Добормотав последнее, она тщательно, выработанным за многие годы движением сплела косу, свила её в узел, обмотала голову черной шелковой шалью, выпростала длинный хвост из-под пучка на шею и вдруг увидела своё лицо в овальном зеркале, обложенном ракушками. …Медея с некоторым удивлением разглядывала своё лицо — внимательно и строго, и поняла внезапно, что оно ей нравится. В отрочестве она много страдала от своей внешности: рыжие волосы, чрезмерный рост и чрезмерный рот; она стеснялась больших рук и мужского размера обуви, который носила…
«Красивая старуха из меня образовалась», — усмехнулась Медея и покачала головой».
Что же было там, в середине веков? Между временами юной колхидской царевны и старухи Медеи Мендес, урожденной Синопли, с Таврических берегов? Что было в середине жизни — между надеждой и отвагой юности и вдовьей одеждой? Сколько всего Медей уместилось в этом промежутке, сколько раз рождалось и умирало то, ради чего воровали, убивали, жертвовали всем и всеми — и врали без конца, приукрашивая и скрывая?

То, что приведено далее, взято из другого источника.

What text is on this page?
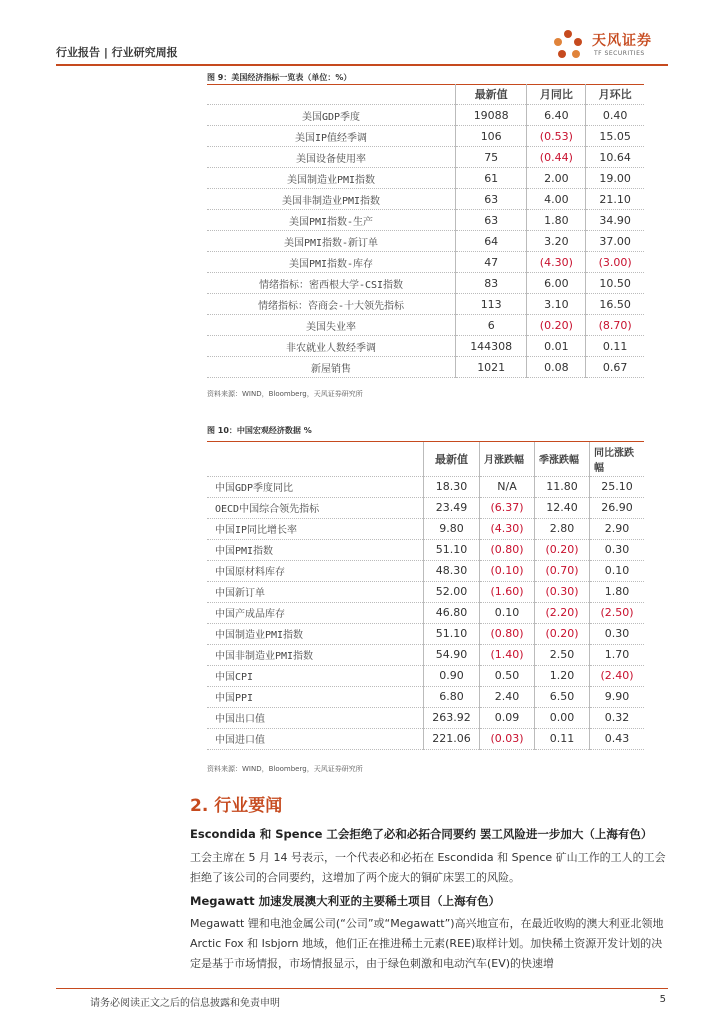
行业报告 | 行业研究周报
天风证券
TF SECURITIES
图 9：美国经济指标一览表（单位：%）
	最新值	月同比	月环比
美国GDP季度	19088	6.40	0.40
美国IP值经季调	106	(0.53)	15.05
美国设备使用率	75	(0.44)	10.64
美国制造业PMI指数	61	2.00	19.00
美国非制造业PMI指数	63	4.00	21.10
美国PMI指数-生产	63	1.80	34.90
美国PMI指数-新订单	64	3.20	37.00
美国PMI指数-库存	47	(4.30)	(3.00)
情绪指标：密西根大学-CSI指数	83	6.00	10.50
情绪指标：咨商会-十大领先指标	113	3.10	16.50
美国失业率	6	(0.20)	(8.70)
非农就业人数经季调	144308	0.01	0.11
新屋销售	1021	0.08	0.67
资料来源：WIND，Bloomberg，天风证券研究所
图 10：中国宏观经济数据 %
	最新值	月涨跌幅	季涨跌幅	同比涨跌幅
中国GDP季度同比	18.30	N/A	11.80	25.10
OECD中国综合领先指标	23.49	(6.37)	12.40	26.90
中国IP同比增长率	9.80	(4.30)	2.80	2.90
中国PMI指数	51.10	(0.80)	(0.20)	0.30
中国原材料库存	48.30	(0.10)	(0.70)	0.10
中国新订单	52.00	(1.60)	(0.30)	1.80
中国产成品库存	46.80	0.10	(2.20)	(2.50)
中国制造业PMI指数	51.10	(0.80)	(0.20)	0.30
中国非制造业PMI指数	54.90	(1.40)	2.50	1.70
中国CPI	0.90	0.50	1.20	(2.40)
中国PPI	6.80	2.40	6.50	9.90
中国出口值	263.92	0.09	0.00	0.32
中国进口值	221.06	(0.03)	0.11	0.43
资料来源：WIND，Bloomberg，天风证券研究所
2. 行业要闻
Escondida 和 Spence 工会拒绝了必和必拓合同要约 罢工风险进一步加大（上海有色）
工会主席在 5 月 14 号表示，一个代表必和必拓在 Escondida 和 Spence 矿山工作的工人的工会拒绝了该公司的合同要约，这增加了两个庞大的铜矿床罢工的风险。
Megawatt 加速发展澳大利亚的主要稀土项目（上海有色）
Megawatt 锂和电池金属公司(“公司”或“Megawatt”)高兴地宣布，在最近收购的澳大利亚北领地 Arctic Fox 和 Isbjorn 地域，他们正在推进稀土元素(REE)取样计划。加快稀土资源开发计划的决定是基于市场情报，市场情报显示，由于绿色刺激和电动汽车(EV)的快速增
请务必阅读正文之后的信息披露和免责申明	5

Думаю, было бы неплохо вот так, молчаливой суровой старухой жить среди многочисленных родственников, пыли, солёной воды и гор, всё про них понимая. Гулять, пока солнце ещё не раскалило землю. Ходить не праздно, быть «собирательницей шалфея, чабреца, горной мяты, барбариса, грибов, шиповника, но не упускать также и слоистых стройных кристаллов горного хрусталя, и старинных тёмных монет, которыми полна была тусклая почва этой скромной сценической площадки всемирной истории».
Жизнь по-прежнему щедра на подарки: вот опять на утренней прогулке подобрала сердолик. Положить рядом с другими, на окошко летней кухни — там, где за занавеской спрятаны от досужих внуков пачка папирос, шкалик тёмного стекла и толстостенная рюмочка.
Время вспоминать…
Так что же было — между?
«Она стряхнула с маленькой груди остатки воды, с трудом натянула на узкое мокрое тело джинсы. В пружинистых её волосах, в причёске, которая еще не называлась «афра» и была ее собственной и ничьей больше, тоже лежали круглые капли воды. Несколько маленьких, жестких даже на вид шрамов, уже волнующих и любимых, отмечали ее тело под грудью, с левой стороны живота и на правом предплечье. Кажется, она была совершенно неженственной. Но все женщины, которых он знал прежде, в сравнении с ней казались не то манной кашей, не то тушёной капустой…»
Такая ерунда, в сущности. А ведь это и было счастьем. Надежда, что ты пройдёшь вот так, сквозной линией, от начала до конца чьей-то жизни, жива в каждой барышне, читающей романы.
Любви в жизни сколько угодно. А что она такое, в чём состоит — не знает никто.
«Всё определяется сантиметрами, минутами, уровнем содержания гормонов. Но ведь это только вопрос веры. На практике оказалось, что я исповедую другую веру, что мне важно ещё и выражение лица, внутреннее движение, поворот слова и поворот сердца. Разве там, где теряется ощущение границ тела, не происходит никакого общения превыше телесного? …Скажи — нет! Неужели ничего между нами не происходило, что не описывается никакими параметрами? Но тогда нет ни тебя, ни меня, вообще никого и ничего, а все мы механические игрушки, а не дети Господа Бога. Вот тебе стишок, и, прошу тебя, скажи «нет».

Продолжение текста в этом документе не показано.